As if the FCIAC streak isn’t impressive enough, though, the Hatters have also been dominant in Class LL and State Open competition. The Hatters won the LL crown 14 years in a row from 1997 through 2010, and again in 2013. Also, since Shook became head coach in 2000, they have won 12 of the last 14 State Open championships (2001-2010, 2013-14).

There’s more. Danbury has not lost a dual meet in the FCIAC since 1986, an incredible winning streak that is now at 377 and counting.

A perfect example of Shook’s system might be Camacho, a freshman.

“I started wrestling in first grade,” said Camacho, who will take a 39-2 individual record into the Class LL meet this weekend at Trumbull. “In elementary school it was all fun, but then when I got to middle school it was serious. By the time I got to 8th grade, I knew what my goals were.”

And therein lies one of Danbury’s greatest advantages.

“They get freshmen who perform at the highest level and who are game ready,” Shaughnessy said. “Honestly, for us the battle is lost before high school.”

Coach Ricky Shook has built the Danbury wrestling program into one of the FCIAC's top sports dynasties. (Photo: Sue Hulse)

Coach Ricky Shook has built the Danbury wrestling program into one of the FCIAC’s top sports dynasties. (Photo: Sue Hulse)

Warde has certainly done its part in pushing Danbury over the years, especially since Shaughnessy took over in 1997. The Mustangs had a losing season that first year but not since. Under Shaughnessy, besides the one championship in 2010 the Mustangs have been runners-up to Danbury seven times during the last 10 years. Warde has also won the Class L state meet three times (2006, ’09 and ’10).
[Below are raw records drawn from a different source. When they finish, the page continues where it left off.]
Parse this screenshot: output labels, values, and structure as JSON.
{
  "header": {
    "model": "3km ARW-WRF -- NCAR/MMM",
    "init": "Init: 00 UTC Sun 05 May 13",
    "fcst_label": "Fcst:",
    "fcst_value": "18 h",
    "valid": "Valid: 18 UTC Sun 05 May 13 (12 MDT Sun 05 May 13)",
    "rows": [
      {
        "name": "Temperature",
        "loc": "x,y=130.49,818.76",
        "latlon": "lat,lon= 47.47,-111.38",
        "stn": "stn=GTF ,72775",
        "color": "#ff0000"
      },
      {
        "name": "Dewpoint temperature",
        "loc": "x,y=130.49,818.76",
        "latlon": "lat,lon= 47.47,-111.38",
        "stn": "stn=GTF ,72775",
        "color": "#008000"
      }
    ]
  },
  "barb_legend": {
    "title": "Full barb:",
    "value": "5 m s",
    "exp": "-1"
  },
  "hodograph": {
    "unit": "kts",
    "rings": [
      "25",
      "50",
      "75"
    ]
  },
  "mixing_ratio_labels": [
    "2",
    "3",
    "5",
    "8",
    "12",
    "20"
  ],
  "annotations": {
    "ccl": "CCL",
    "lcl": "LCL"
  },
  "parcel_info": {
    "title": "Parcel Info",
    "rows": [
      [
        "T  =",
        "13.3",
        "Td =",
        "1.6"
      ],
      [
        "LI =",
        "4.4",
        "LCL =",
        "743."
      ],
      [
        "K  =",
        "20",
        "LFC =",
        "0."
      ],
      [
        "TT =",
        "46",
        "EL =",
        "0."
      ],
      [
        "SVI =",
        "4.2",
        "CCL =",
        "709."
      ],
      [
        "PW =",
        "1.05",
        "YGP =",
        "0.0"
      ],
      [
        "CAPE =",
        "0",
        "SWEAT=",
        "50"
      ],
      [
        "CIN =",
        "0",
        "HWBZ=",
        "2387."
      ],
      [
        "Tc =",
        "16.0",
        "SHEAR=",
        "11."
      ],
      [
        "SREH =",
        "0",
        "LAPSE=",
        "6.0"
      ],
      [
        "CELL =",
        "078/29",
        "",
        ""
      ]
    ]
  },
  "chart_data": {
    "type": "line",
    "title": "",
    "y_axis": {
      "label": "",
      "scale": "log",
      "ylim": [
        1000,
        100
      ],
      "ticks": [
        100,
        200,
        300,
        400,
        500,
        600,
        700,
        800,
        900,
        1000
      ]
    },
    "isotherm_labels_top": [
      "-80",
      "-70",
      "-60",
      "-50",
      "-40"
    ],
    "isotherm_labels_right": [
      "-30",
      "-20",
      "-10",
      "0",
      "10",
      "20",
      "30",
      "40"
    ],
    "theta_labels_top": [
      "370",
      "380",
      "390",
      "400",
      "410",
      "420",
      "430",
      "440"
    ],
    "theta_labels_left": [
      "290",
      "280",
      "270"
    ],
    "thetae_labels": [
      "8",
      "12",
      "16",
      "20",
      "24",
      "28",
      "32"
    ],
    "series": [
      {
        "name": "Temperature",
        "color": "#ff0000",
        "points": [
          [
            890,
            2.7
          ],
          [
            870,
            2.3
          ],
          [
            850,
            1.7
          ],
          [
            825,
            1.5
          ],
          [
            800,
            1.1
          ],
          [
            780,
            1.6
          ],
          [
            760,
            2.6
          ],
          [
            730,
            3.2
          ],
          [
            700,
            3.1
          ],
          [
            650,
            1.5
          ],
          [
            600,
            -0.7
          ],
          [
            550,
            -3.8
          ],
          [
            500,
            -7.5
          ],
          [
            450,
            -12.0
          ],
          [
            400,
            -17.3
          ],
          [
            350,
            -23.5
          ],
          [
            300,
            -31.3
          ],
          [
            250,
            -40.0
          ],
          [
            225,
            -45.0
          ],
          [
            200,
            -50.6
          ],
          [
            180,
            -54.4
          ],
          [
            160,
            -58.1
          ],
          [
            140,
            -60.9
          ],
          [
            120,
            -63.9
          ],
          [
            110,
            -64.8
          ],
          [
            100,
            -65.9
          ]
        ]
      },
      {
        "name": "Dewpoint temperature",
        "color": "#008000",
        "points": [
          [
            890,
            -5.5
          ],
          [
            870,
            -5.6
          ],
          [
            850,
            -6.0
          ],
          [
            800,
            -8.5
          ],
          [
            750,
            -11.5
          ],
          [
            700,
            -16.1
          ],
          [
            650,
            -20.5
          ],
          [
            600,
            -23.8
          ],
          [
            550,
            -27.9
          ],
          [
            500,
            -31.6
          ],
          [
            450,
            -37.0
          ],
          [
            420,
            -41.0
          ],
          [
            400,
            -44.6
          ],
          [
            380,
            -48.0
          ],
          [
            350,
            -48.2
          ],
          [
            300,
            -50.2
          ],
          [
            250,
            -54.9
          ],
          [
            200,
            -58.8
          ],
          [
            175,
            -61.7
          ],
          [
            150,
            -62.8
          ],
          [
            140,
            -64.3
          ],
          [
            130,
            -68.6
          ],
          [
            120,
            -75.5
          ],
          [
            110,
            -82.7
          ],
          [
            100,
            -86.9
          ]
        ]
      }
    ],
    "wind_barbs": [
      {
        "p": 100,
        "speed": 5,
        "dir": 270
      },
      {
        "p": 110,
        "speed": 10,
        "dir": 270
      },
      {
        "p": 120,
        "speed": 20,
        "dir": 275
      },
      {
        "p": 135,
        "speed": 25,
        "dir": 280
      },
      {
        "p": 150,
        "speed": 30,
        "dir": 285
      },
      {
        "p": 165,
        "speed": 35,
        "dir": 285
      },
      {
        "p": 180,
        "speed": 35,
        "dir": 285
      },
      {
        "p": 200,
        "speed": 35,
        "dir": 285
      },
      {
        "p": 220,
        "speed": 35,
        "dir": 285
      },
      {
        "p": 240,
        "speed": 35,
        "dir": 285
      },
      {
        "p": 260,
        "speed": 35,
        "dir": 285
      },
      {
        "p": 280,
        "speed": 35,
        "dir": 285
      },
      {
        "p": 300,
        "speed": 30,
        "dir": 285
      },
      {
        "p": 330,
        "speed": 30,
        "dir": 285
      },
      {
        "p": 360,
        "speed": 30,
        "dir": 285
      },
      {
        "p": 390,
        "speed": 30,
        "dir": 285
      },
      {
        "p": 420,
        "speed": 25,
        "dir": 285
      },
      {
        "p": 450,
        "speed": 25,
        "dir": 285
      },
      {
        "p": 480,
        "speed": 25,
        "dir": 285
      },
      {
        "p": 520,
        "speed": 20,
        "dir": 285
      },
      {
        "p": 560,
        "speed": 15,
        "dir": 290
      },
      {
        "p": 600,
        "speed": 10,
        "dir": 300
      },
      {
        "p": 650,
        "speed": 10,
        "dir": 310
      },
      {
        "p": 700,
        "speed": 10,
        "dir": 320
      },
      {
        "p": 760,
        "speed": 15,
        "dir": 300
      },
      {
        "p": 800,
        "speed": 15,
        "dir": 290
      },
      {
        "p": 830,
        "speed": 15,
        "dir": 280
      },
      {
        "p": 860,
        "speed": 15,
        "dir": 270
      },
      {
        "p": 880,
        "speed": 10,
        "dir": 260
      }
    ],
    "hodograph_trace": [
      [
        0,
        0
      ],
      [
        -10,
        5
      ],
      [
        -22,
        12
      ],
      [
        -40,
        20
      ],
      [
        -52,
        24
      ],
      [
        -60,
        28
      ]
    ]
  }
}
“Warde has been a great rivalry for us for 15 years,” Shook said. “They’re a good team every year and Jason is a good man and one of my best friends. They’re trying to catch us every year and to his credit he did it once.”

Shaughnessy can only imagine what their FCIAC championship banner might look like if Danbury wasn’t in the Mustangs’ way.

“Ricky is a good coach, a good manager and a good friend,” Shaughnessy said. “It’s all about structure. He has the youth program and the high school program in place, and he builds around that. Some teams are good for a couple of years but that’s not a program. It takes more than good athletes to maintain winning.”

Yes, even a freshman knows that.

“Continuing the dynasty is very important to us,” Camacho said. “There’s a lot of pressure on us but we have to keep it going. It’s a great feeder program as we’ve all been wrestling since elementary school, so we’re all dedicated to the sport. The more we wrestle, the more we love it. The more we love it the more dedicated we are. That’s what makes a dynasty.”

That, along with a few other things.

“A lot of hard work, getting everyone on one page and having a common goal right from elementary school does it,” Shook said. “We can’t have a lot of egos. It’s about pride. We talk about the history of the program every year. We have a great system — we have guys coaching kids in middle school who are products of our system. But we also have to have the right people and the right parents for it all to work.”

And having that arch-rival pushing them every year doesn’t hurt, either.